The Sumatra JDK now produces a build that allows offloading certain JDK 8 Stream API parallel streams terminating in forEach() to HSA APU/GPUs, or the HSAIL Simulator described in a nearby wiki page. To produce the offload-enabled JDK, it is a two step process. First, build the Sumatra JDK, which is build the same way as JDK 8. Then use the Sumatra JDK you built as the JAVA_HOME when building a Graal server JVM, to make a Graal JDK that includes our HSAIL support.

To build the whole system, clone the Sumatra repository http://hg.openjdk.java.net/sumatra/sumatra-dev/, then build it following the normal JDK 8 build instructions as shown at http://hg.openjdk.java.net/jdk8/jdk8/raw-file/tip/README-builds.html.

Next, clone the Graal repository, which contains the HSAIL backend used to produce the offload kernels from the lambda used in the Stream API forEach call. See the Graal wiki here.
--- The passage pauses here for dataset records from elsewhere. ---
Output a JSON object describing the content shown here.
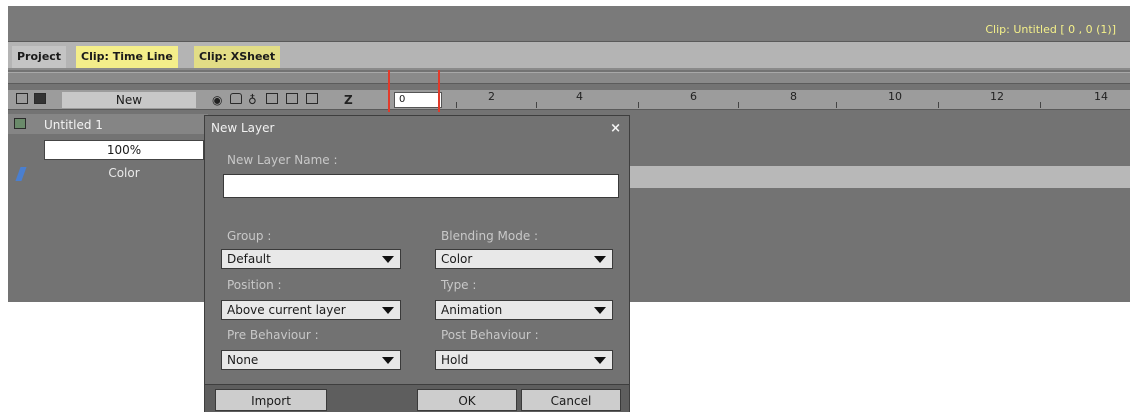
{
  "window": {
    "clip_title": "Clip: Untitled [ 0 , 0  (1)]"
  },
  "tabs": [
    {
      "label": "Project"
    },
    {
      "label": "Clip: Time Line"
    },
    {
      "label": "Clip: XSheet"
    }
  ],
  "toolbar": {
    "new_label": "New",
    "z_label": "Z",
    "frame_value": "0"
  },
  "ruler": {
    "ticks": [
      "2",
      "4",
      "6",
      "8",
      "10",
      "12",
      "14"
    ]
  },
  "layer": {
    "name": "Untitled 1",
    "opacity": "100%",
    "blend": "Color"
  },
  "dialog": {
    "title": "New Layer",
    "close": "×",
    "name_label": "New Layer Name :",
    "name_value": "",
    "group_label": "Group :",
    "group_value": "Default",
    "blend_label": "Blending Mode :",
    "blend_value": "Color",
    "position_label": "Position :",
    "position_value": "Above current layer",
    "type_label": "Type :",
    "type_value": "Animation",
    "pre_label": "Pre Behaviour :",
    "pre_value": "None",
    "post_label": "Post Behaviour :",
    "post_value": "Hold",
    "import_label": "Import",
    "ok_label": "OK",
    "cancel_label": "Cancel"
  },
  "colors": {
    "tab_active": "#f4ee8a",
    "cursor": "#e23a2a",
    "title_text": "#f4f08a"
  }
}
Use the Sumatra JDK image you built as the JAVA_HOME for building Graal. Note we have been using the server build of Graal, so that the CPU methods get compiled with the -server compiler and Graal is used only for the HSAIL compilation in this configuration. For example:

$ export JAVA_HOME=/path/to/sumatra-dev/build/linux-x86_64-normal-server-release/images/j2sdk-image/

$ ./mx.sh --vmbuild product --vm server build

This builds a Graal enabled JDK that you can use to run HSAIL kernels either in the Graal mx system or standalone. To see a simple example of an HSAIL kernel running in mx, try running mx unittest as shown:

$ ./mx.sh --vm server unittest -XX:+TraceGPUInteraction -XX:+GPUOffload -G:Log=CodeGen hsail.test.IntAddTest
...
[HSAIL] library is libokra_x86_64.so
[HSAIL] using _OKRA_SIM_LIB_PATH_=/tmp/okraresource.dir_2488167353114811077/libokra_x86_64.so
[GPU] registered initialization of Okra (total initialized: 2)
[CUDA] Ptx::get_execute_kernel_from_vm_address
JUnit version 4.8
.[thread:1] scope:
[thread:1] scope: GraalCompiler
    [thread:1] scope: GraalCompiler.CodeGen
    Nothing to do here
    Nothing to do here
    Nothing to do here
    version 0:95: $full : $large;
// static method HotSpotMethod<IntAddTest.run(int[], int[], int[], int)>
kernel &run (
   align 8 kernarg_u64 %_arg0,
   align 8 kernarg_u64 %_arg1,
   align 8 kernarg_u64 %_arg2
   ) {
   ld_kernarg_u64 $d0, [%_arg0];
   ld_kernarg_u64 $d1, [%_arg1];
   ld_kernarg_u64 $d2, [%_arg2];
   workitemabsid_u32 $s0, 0;

@L0:
   cmp_eq_b1_u64 $c0, $d0, 0; // null test
   cbr $c0, @L1;
@L2:
   ld_global_s32 $s1, [$d0 + 12];
   cmp_ge_b1_u32 $c0, $s0, $s1;
   cbr $c0, @L12;
@L3:
   cmp_eq_b1_u64 $c0, $d2, 0; // null test
   cbr $c0, @L4;
@L5:
   ld_global_s32 $s1, [$d2 + 12];
   cmp_ge_b1_u32 $c0, $s0, $s1;
   cbr $c0, @L11;
@L6:
   cmp_eq_b1_u64 $c0, $d1, 0; // null test
   cbr $c0, @L7;
@L8:
   ld_global_s32 $s1, [$d1 + 12];
   cmp_ge_b1_u32 $c0, $s0, $s1;
   cbr $c0, @L10;
@L9:
   cvt_s64_s32 $d3, $s0;
   mul_s64 $d3, $d3, 4;
   add_u64 $d1, $d1, $d3;
   ld_global_s32 $s1, [$d1 + 16];
   cvt_s64_s32 $d1, $s0;
   mul_s64 $d1, $d1, 4;
   add_u64 $d2, $d2, $d1;
   ld_global_s32 $s2, [$d2 + 16];
   add_s32 $s2, $s2, $s1;
   cvt_s64_s32 $d1, $s0;
   mul_s64 $d1, $d1, 4;
   add_u64 $d0, $d0, $d1;
   st_global_s32 $s2, [$d0 + 16];
   ret;
@L1:
   mov_b32 $s0, -7691;
@L13:
   ret;
@L4:
   mov_b32 $s0, -6411;
   brn @L13;
@L10:
   mov_b32 $s0, -5403;
   brn @L13;
@L7:
   mov_b32 $s0, -4875;
   brn @L13;
@L12:
   mov_b32 $s0, -8219;
   brn @L13;
@L11:
   mov_b32 $s0, -6939;
   brn @L13;
};

[HSAIL] heap=0x00007f95b8019cc0
[HSAIL] base=0x05a00000, capacity=210763776
External method:com.oracle.graal.compiler.hsail.test.IntAddTest.run([I[I[II)V
installCode0: ExternalCompilationResult
[HSAIL] sig:([I[I[II)V args length=3, _parameter_count=4
[HSAIL] static method
[HSAIL] HSAILKernelArguments::do_array, _index=0, 0x82b21970, is a [I
[HSAIL] HSAILKernelArguments::do_array, _index=1, 0x82b477f0, is a [I
[HSAIL] HSAILKernelArguments::do_array, _index=2, 0x82b479e0, is a [I
[HSAIL] HSAILKernelArguments::not pushing trailing int

Time: 0.208

OK (1 test)

Note you must use the extra option -XX:+GPUOffload to enable offloading and use -XX:+TraceGPUInteraction to see extra messages about GPU initialization etc.